Perhaps if the story were startlingly original, or even an exceptionally clever twist on a conventional genre tale, Amnesiac would be a superior thriller. That’s not to say it’s dumb. It’s just conventional, a more muted take on captivity stories in the Misery vein. After a clearly ominous opening scene, an unnamed man (Wes Bentley) wakes up in bed with no memory of who or where he is, the first of several times this will happen over the course of the film. From the beginning, things seem off: The women who claims to be his wife (Bosworth), who also claims to have been in the accident, is completely unharmed. The teenage girl who appears in Bentley’s fever dreams is nowhere to be found. The house where they live is practically devoid of furniture. It’s all very portentous, and soon enough the ketamine gets brought out, the basement torture chamber is discovered, and the film gets down to its violent business.

It’s not gory, though; in what was clearly a deliberate aesthetic choice, the film’s more shocking scenes are tempered by a relative lack of blood. When Bosworth carves up an unexpected visitor with an electric knife in one scene, all that results is a chic bit of splatter on her face and fur coat. It fits her character, who is poised and polished and perfect in that way that immediately telegraphs “ice cold killer” in movies like these. Bosworth keeps the character eerily calm and even—she gives little to no information about herself, instead preferring to speak in Snapple-cap facts that grow darker and darker as the plot unfolds—but doesn’t quite convey the madness that surely must be churning under her character’s placid surface.

Attentive viewers will notice little details that make Amnesiac intriguing; Bosworth’s family-obsessed character does not wear a wedding ring, for example, while Bentley’s does. But as the film comes to an end and the plot, heretofore revealed in drips and drops, comes gushing out of the mouth of a supporting character, all those little pieces don’t quite combine into a satisfying whole.

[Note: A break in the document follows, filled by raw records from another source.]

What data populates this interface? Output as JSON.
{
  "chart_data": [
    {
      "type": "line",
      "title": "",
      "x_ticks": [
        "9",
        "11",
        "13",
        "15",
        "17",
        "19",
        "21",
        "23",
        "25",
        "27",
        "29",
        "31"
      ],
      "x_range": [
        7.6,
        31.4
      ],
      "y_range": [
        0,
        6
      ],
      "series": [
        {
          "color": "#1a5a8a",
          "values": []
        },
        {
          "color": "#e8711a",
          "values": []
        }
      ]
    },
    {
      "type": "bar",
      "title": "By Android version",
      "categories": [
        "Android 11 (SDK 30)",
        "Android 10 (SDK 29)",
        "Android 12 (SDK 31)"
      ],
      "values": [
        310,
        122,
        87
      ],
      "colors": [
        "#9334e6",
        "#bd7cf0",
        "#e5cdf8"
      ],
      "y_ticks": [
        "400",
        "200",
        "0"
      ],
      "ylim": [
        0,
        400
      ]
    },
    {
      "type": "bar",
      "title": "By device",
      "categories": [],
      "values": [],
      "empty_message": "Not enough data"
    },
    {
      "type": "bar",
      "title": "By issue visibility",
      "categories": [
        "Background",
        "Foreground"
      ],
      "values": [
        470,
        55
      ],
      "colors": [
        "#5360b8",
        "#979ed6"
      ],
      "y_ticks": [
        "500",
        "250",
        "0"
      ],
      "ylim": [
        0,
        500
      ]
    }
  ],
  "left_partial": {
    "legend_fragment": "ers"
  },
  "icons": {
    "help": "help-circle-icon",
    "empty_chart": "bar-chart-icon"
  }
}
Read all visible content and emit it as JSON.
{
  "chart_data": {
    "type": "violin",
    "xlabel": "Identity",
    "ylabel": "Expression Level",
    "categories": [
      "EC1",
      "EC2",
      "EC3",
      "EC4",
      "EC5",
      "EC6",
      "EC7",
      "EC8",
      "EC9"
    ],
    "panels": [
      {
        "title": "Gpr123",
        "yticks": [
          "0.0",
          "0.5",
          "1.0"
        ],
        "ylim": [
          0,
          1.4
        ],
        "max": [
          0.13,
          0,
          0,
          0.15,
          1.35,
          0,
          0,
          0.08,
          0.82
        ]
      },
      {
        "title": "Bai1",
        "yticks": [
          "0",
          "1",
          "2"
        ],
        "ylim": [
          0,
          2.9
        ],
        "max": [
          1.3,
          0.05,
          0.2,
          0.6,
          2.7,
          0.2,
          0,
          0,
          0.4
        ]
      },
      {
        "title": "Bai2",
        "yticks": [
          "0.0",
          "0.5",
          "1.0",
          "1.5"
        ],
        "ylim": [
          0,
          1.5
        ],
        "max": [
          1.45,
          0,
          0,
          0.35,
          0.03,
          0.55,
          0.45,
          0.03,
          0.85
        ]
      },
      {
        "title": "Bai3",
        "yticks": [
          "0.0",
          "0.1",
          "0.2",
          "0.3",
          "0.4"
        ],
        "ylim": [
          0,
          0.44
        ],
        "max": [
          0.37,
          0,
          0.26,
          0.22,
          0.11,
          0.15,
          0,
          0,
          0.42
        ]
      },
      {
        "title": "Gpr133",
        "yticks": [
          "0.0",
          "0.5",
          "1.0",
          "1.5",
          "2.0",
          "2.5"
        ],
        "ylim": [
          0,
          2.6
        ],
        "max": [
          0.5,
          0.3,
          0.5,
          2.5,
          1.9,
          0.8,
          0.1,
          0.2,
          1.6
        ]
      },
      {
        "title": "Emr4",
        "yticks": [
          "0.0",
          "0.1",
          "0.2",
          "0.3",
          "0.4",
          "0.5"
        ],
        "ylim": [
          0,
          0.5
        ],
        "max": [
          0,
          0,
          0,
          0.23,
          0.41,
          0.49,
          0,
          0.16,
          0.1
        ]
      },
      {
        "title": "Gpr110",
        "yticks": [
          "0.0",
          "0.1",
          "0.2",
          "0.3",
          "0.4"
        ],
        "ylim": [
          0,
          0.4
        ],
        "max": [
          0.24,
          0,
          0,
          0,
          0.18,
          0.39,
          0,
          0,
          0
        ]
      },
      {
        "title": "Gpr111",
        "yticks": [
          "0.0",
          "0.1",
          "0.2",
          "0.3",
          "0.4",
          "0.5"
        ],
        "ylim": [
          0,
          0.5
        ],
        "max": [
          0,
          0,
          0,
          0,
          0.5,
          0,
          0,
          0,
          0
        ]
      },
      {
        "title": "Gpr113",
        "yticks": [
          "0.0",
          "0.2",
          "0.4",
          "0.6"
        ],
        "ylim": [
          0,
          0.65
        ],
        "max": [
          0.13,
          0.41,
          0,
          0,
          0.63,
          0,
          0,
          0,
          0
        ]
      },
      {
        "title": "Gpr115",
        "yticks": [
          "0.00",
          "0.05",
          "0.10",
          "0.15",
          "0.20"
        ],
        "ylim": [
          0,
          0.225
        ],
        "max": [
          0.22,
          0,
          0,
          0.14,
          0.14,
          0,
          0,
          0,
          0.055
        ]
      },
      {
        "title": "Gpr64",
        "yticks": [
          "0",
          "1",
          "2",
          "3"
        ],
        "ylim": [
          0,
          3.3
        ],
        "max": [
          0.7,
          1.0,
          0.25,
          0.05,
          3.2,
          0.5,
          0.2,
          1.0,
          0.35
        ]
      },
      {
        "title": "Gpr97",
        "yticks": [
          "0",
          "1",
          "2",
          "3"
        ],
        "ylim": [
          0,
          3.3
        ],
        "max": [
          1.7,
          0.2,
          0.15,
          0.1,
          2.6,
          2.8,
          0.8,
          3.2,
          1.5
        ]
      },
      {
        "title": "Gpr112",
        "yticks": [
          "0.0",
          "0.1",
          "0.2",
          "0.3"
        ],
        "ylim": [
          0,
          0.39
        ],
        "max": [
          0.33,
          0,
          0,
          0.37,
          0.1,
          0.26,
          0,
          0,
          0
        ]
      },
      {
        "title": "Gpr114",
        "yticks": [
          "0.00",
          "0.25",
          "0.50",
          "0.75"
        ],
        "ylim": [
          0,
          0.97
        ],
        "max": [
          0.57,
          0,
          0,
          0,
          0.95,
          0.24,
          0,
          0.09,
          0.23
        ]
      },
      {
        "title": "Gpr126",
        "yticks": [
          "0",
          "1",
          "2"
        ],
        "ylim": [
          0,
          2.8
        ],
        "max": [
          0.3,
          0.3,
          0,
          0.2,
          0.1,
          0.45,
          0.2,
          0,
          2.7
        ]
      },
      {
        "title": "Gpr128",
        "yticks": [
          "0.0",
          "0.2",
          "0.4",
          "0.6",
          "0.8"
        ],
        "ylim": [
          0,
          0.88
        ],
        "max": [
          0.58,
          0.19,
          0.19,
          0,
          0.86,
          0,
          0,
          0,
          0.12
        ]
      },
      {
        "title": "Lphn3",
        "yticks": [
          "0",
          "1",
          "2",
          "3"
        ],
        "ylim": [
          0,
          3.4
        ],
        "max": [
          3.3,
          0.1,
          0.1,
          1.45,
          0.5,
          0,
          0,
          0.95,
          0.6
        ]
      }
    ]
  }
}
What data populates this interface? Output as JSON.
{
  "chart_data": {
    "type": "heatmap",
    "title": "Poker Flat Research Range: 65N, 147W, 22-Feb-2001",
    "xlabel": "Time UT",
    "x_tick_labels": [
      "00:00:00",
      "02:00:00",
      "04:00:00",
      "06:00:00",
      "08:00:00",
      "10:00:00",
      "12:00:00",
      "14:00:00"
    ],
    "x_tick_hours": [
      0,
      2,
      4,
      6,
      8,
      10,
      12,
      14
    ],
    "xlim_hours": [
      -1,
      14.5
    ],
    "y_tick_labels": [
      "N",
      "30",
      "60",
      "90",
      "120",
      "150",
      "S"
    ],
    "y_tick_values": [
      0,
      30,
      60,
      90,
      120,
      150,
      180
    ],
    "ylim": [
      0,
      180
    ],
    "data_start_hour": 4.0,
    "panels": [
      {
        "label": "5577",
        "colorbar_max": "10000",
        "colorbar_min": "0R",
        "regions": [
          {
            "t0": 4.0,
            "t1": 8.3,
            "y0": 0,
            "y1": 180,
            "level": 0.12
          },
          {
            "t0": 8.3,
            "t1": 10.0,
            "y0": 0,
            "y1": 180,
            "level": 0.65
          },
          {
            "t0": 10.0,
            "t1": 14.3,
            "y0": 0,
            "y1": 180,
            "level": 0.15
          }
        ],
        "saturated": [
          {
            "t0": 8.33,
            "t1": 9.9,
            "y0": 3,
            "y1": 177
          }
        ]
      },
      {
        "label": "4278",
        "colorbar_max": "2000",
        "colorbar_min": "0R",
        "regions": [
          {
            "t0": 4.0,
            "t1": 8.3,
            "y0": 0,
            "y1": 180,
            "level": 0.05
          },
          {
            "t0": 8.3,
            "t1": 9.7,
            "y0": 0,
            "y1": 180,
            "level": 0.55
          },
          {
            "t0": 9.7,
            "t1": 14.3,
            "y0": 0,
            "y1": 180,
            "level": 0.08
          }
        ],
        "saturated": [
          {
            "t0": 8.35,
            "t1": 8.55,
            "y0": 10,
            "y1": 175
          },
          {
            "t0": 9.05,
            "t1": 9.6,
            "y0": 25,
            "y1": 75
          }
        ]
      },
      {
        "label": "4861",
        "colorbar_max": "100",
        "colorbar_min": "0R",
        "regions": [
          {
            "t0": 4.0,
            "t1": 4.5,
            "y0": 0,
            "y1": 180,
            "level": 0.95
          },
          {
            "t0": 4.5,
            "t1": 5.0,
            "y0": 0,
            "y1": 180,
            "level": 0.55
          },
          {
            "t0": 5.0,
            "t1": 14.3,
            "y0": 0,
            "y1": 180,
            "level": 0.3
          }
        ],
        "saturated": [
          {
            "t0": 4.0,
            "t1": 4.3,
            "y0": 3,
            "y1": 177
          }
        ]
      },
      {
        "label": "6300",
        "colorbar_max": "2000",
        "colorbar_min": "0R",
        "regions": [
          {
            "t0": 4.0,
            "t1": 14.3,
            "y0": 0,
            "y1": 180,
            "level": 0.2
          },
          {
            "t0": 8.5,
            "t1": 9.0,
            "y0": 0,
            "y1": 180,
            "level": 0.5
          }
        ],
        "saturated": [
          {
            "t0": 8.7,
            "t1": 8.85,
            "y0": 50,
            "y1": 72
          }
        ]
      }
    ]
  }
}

This is mostly a matter of character development, as we leave the movie still not knowing either of these people whose identities have been at the center of the film’s mystery.

It’s too bad that Amnesiac seems almost designed to be forgettable, since when observed closely, it’s a well shot, well directed little film. Several moments are quite striking, like a vertical shot of Bentley crawling on his hands and knees across a bedroom floor and another of a white coat-clad doctor silhouetted against blinding sunlight streaming through a hospital room window. Polish’s visual talents are very much on display here, effectively using light and space to evoke a timeless quality supported by a carefully chosen mix of period details. But without a compelling story to reel them in, the trick will be getting people to look up from their phones and notice.